Systematic reviews answer research questions through a defined methodology. It is a complex task and multiple articles need to be referred to acquire wide range of required knowledge to conduct a systematic review. The aim of this article is to bring the process into a single paper.
The statistical concepts and sequence of steps to conduct a systematic review or a meta-analysis are examined by authors.
The process of conducting a clinical systematic review is described in seven manageable steps in this article. Each step is explained with examples to understand the method evidently.
A complex process of conducting a systematic review is presented simply in a single article.
Systematic reviews are a structured approach to answer a research question based on all suitable available empirical evidence. The statistical methodology used to synthesize results in such a review is called ‘meta-analysis’. There are five types of clinical systematic reviews described in this article (see Fig. 1), including intervention, diagnostic test accuracy, prognostic, methodological and qualitative. This review will provide a very brief overview in a narrative fashion. This article does not cover systematic reviews of more epidemiologically based studies. The recommended process undertaken in a systematic review is described under seven steps in this paper .

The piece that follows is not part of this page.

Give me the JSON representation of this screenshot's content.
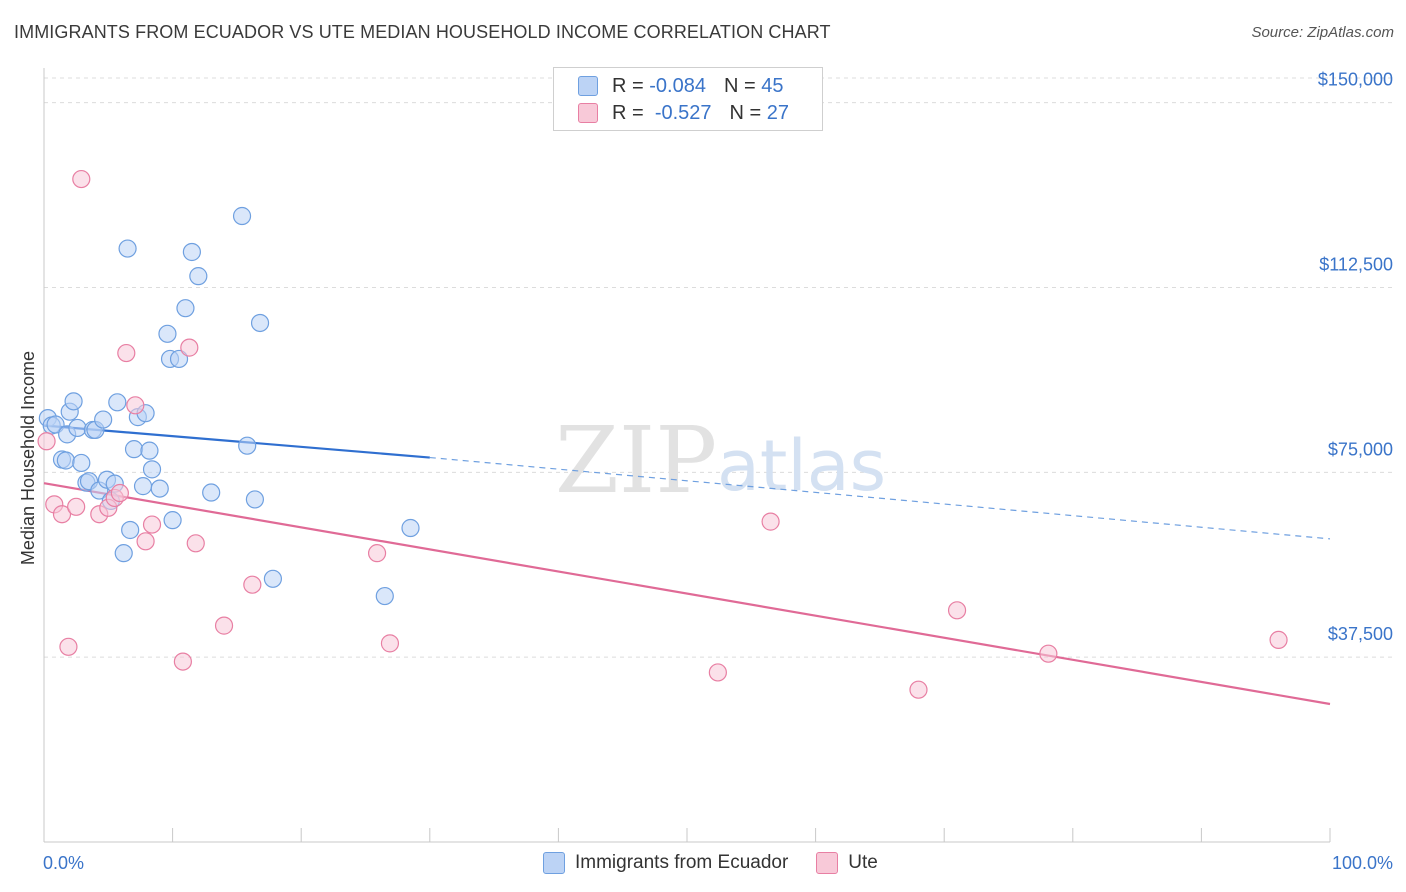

There are resources for those who are moving from the beginning stage and gaining more expertise (See Table 1). Cochrane conducts online interactive master classes on systematic reviews throughout the year and there are web tutorials in the form of e-learning modules. Some groups in Cochrane commission limited number of systematic reviews and can be contacted directly for support (email@example.com). Some institutions have systematic review training programs including John Hopkins (Coursea), Joanna Briggs Institute (JBI education), Yale University (Search strategy), University of York (Centre for Reviews) and Mayo Clinic Libraries. BMC systematic reviews group also introduced “Peer review mentoring” program to support early researchers in systematic reviews. The local University/Hospital librarian is usually a good point of first reference for searches and is able to direct reviewers to other support.
Research question and study protocol
A clearly defined study question is vital and will direct the following steps in a systematic review. The question should have some novelty (e.g. there should be no existing review without new primary studies) and be of interest to the reviewers. Major conflicts of interest can be problematic (e.g. employment by a company that manufactures the intervention). Primary components of a research question should include inclusion criteria, search strategy, analysis or outcome measures and interpretation. Types of reviews will determine the categories of research questions such as intervention, prognostic, diagnostic, etc. .
Study protocol elaborates the research question. The language of the study protocol is important. It is usually written in future tense, accessible language, active voice and full sentences . Structure of the review protocol is described in Fig. 2.
The comprehensive search for eligible studies is the most defining step in a systematic review. The guidance by an information specialist, or an experienced librarian, is a key requirement for designing a thorough search strategy [3, 4].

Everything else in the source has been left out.